Les tragédies de ce genre ont beau se répéter, elles ne corrigent pas les mœurs, et la jeunesse iugo-slave en fait tous les jours l’amère expérience. Aussi les piesnas nous montrent-elles un jeune guerrier, un ïunak se décidant à rester célibataire et disant : « Je ne suis pas capable de me trouver une fiancée. Celles que je veux, on me les refuse ; celles que je ne veux pas, on me les impose, et moi, Ïunak, je ne veux pas d’un amour imposé (a ïa ïunak nametkinïe ne tju). » Un enfant de la Serbie, dans un chant recueilli par Vuk, raconte ainsi sa triste destinée :


« Assis sur un rocher de la Montagne-Noire, le malheureux Muïo pleure et compte les années de sa vie. — Voilà aujourd’hui neuf ans, dit-il, que je demande ma fiancée à ses parens. D’abord la mère me l’a refusée : j’ai donné à la mère une robe de damas, et la mère a consenti. Puis le père s’est opposé : j’ai donné au père un superbe manteau, et le père a consenti. Les frères alors se sont levés pour dire non : j’ai donné à chacun d’eux un jeune cheval, et les frères ont consenti.
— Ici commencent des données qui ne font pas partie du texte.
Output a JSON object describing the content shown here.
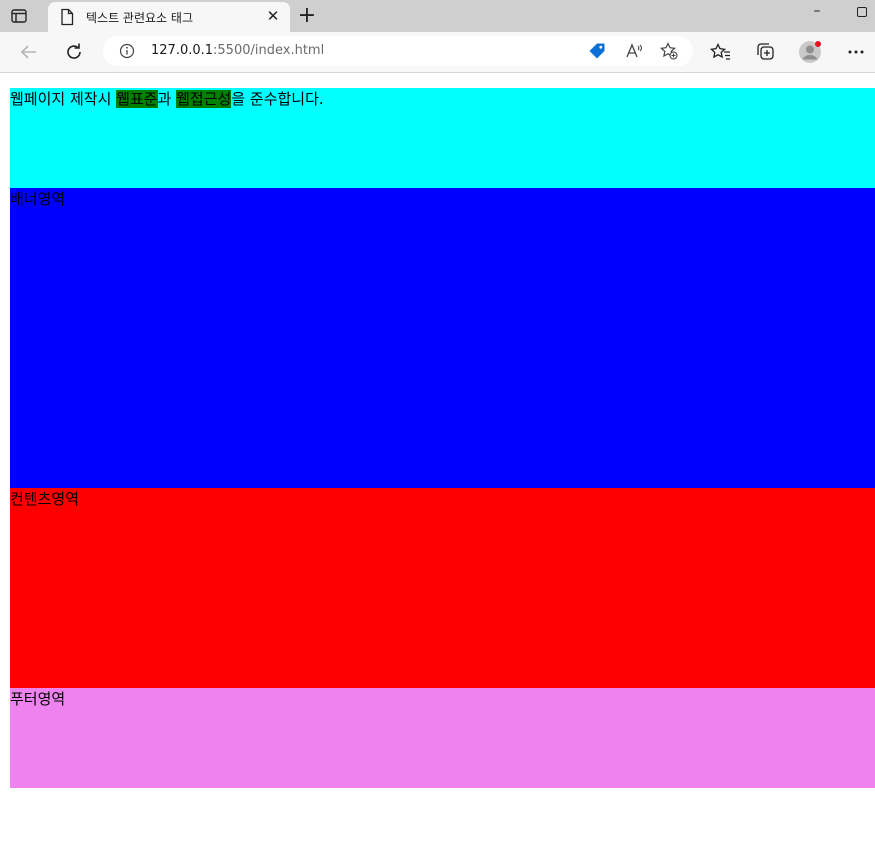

Mais les sœurs, à leur tour, ont refusé : j’ai donné aux sœurs des bracelets, et les sœurs ont consenti. Enfin la famille est venue protester : j’ai donné à chacun de ses membres des chaussures et des pantoufles, et la famille a consenti. Et voici qu’à présent c’est ma prétendue qui ne consent pas ! Que la foudre écrase tout ïunak qui demande sa fiancée à une famille au lieu de la demander à Dieu seul ! »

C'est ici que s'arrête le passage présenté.